Coming into the End Zone by Doris Grumbach
Author:Doris Grumbach
Language: eng
Format: epub
ISBN: 9781497676640
Publisher: Open Road Media
‘There is no pain greater than being bitten by one’s own dog.’ I remember this astute sentence but cannot for the life of me remember who said it. Mark Twain, it may be.
I am back at work culling material for this memoir from my notebook of last summer. At Peggy Danielson’s house in East Blue Hill, where I tried to bury all thoughts of my seventieth birthday, I found a prayer the sculptor Lenore Straus had used to conclude her book on the process of creating a stone statue, now standing in Norway:
O God,
hold my hand
that
holds the tool.
Without using those precise words, I often find myself praying similarly before I sit down with my clipboard. Substitute ‘pen’ for ‘tool.’

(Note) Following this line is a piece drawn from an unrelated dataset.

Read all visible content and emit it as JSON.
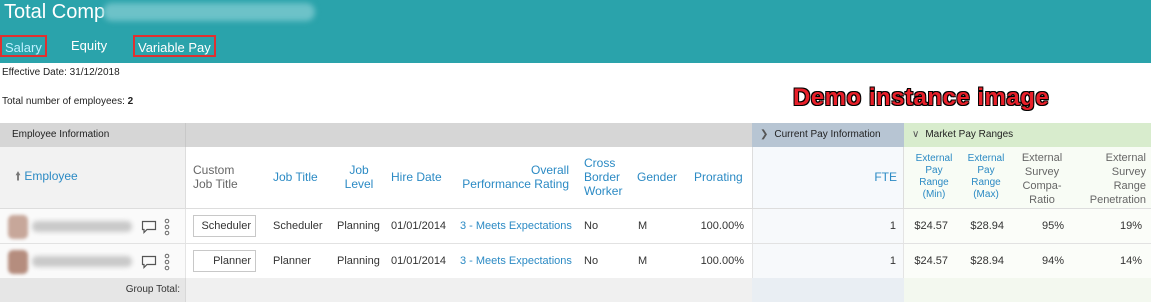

Peggy told me that in the last few days of Lenore’s life, when she was dying of cancer, she worked on tiny wax sculptures. Much reduced in size from her customary larger-than-life heads, these little figures contrasted significantly with her heroic stones, signifying not just the diminution in her energies but her sense of how little was left to her life. Never once, having been compelled almost to give up her hold on life, did she abandon her art.
Louise Nevelson (in a book on her work by Arnold Glimcher): ‘In the end, as you grow older, your life is your art, and you are alone with it.’
In a book on Zen Peggy gave me, I found Lenore’s AA card: ‘Anonymity is the spiritual foundation of all our teaching, ever reminding us to place principle before personalities.’ Useful admonition, not only to the alcoholic but also to the book reviewer.
Reading Nevelson I come upon another statement by the sculptor: ‘You have a white, virginal piece of canvas that is the world of purity.’ I expected she would add that the artist proceeds to pollute or pervert or degrade it by painting on it, but no. ‘And then,’ she writes, ‘you put your imprint on it, and you try to bring it back to the original purity.’
And then she says: ‘My work is delicate; it may look strong, but it is delicate. True. Strength is delicate.’